Voltou-se para dentro do ônibus e viu pessoas amarrotadas e descabeladas, dormindo tranquilamente durante o congestionamento. Para elas, tratava-se apenas de mais uma volta de um dia de trabalho. O que fazia ele ali, banho tomado, camiseta apertada, completamente embriagado de perfume, ansioso como um adolescente? Mãos trêmulas, ensaiava as falas. Sabia que ao fim não falaria nada daquilo. Quando pensava nas coisas que haviam acontecido na ultima semana e o levaram a estar ali, sentia um quê de ridículo e absurdo naquilo. Teve inclusive vontade de descer e voltar para casa. Desistiu da idéia quando concluiu que fugir àquela altura deixaria tudo ainda mais absurdo (e ridículo).
Em seguida, chegou à conclusão inquestionável de que os sinais vermelhos estavam colocados estrategicamente do modo mais eficaz possível para o objetivo de lhe atrapalhar. Ele era o único indivíduo no ônibus que tinha pressa. Ele e os seus joelhos, agora com vida própria e movimentos cada vez mais frenéticos. Seria possível levantar? “É só chegar, pegar o que é meu e ir embora. ‘Eu sou o homem, pele solta sobre o músculo’**!”, pensava e ouvia, no mp4 Player que tornou todo aquele suplício suportável.
Desceu do ônibus cambaleando. Perdeu-se entre as ruas. Começou a correr e logo constatou que, de fato, todo o perfume havia evaporado.
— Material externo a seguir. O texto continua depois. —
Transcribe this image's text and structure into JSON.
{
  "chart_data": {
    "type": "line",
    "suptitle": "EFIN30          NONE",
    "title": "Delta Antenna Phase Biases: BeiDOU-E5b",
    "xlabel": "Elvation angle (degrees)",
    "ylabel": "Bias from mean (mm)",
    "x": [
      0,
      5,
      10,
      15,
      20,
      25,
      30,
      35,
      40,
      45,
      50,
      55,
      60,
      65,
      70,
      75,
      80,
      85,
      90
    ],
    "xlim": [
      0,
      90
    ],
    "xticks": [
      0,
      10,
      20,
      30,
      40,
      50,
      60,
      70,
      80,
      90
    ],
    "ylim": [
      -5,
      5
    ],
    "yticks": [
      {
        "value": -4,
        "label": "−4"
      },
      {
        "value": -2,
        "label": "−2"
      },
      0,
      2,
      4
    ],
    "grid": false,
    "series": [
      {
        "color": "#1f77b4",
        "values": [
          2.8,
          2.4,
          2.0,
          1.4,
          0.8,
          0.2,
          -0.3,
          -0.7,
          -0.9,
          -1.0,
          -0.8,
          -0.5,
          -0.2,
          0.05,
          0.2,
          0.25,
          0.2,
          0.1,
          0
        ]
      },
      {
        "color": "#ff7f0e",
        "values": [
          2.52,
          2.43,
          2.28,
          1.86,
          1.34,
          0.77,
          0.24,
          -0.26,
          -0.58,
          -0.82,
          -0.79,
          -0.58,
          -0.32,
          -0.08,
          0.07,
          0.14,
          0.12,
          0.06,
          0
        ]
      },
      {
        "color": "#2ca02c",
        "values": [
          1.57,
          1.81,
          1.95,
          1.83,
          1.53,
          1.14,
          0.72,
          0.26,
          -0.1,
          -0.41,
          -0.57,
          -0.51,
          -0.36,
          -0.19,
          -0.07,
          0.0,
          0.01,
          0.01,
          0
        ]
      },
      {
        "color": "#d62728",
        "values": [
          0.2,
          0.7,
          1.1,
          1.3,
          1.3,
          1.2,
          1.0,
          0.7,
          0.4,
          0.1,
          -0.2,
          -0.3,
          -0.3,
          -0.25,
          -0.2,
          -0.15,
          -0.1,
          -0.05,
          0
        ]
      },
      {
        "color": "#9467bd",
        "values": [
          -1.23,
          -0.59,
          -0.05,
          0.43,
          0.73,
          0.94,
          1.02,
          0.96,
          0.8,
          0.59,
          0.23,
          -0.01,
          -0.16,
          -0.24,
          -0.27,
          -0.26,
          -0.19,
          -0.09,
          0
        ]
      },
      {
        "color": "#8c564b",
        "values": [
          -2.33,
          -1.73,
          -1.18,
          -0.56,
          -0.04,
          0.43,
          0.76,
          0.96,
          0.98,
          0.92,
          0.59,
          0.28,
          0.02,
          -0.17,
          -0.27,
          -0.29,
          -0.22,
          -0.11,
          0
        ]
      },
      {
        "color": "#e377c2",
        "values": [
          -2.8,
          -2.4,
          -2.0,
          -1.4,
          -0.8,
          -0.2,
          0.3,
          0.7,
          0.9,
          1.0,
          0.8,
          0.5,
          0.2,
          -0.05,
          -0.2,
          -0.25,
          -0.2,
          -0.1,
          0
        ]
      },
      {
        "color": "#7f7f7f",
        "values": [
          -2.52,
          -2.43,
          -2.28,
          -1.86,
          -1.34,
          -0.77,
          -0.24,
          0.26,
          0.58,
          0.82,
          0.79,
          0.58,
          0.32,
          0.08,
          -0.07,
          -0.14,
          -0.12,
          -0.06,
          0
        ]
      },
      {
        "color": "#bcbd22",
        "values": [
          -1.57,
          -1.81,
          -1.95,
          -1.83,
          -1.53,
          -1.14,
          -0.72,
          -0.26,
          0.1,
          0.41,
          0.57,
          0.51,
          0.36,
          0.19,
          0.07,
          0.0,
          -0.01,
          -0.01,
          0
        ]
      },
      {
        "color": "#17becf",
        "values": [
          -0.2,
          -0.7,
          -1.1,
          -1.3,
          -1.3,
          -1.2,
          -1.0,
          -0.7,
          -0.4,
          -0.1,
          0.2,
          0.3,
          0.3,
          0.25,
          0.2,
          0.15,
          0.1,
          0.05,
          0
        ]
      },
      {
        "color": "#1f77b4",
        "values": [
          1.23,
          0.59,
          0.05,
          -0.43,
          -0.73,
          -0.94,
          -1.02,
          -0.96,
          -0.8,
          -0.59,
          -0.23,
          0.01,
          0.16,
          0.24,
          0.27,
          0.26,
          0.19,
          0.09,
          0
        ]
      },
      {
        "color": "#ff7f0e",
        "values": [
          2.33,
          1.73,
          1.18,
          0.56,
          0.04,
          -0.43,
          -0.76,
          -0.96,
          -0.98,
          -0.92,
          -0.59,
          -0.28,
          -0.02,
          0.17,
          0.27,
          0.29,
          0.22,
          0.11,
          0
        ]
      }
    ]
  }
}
Encontrou o prédio. Era bonito, alto, imponente. Os pensamentos eram confusos. Ele não entrou de primeira. Coçou a cabeça. Quis desistir pela última vez. Temeu pelos seus rins. Comprou uma água de côco. A camisa amarela apertando. Os joelhos rebelando-se. A voz completamente trêmula. O suor escorrendo pela testa. Resolveu fazer logo esse “parto”.
Adentrou. Ela era azul. O mundo era azul. Logo tudo se tornou azul. Não disse nada do planejado. Gaguejou. Ela sorriu. Todo o resto perdeu importância. Desde aquele momento, começou a amar. A ela, o azul, e o acaso. Tudo que veio em seguida é inevitável conseqüência.

* Os íbis são aves pernaltas com pescoço longo e bico comprido e encurvado para baixo. São na maioria dos casos animais gregários, que vivem e se alimentam em grupo. De acordo com a tradição popular em alguns países, o íbis é a última ave a desaparecer antes de um furacão e a primeira a surgir depois da tempestade passada.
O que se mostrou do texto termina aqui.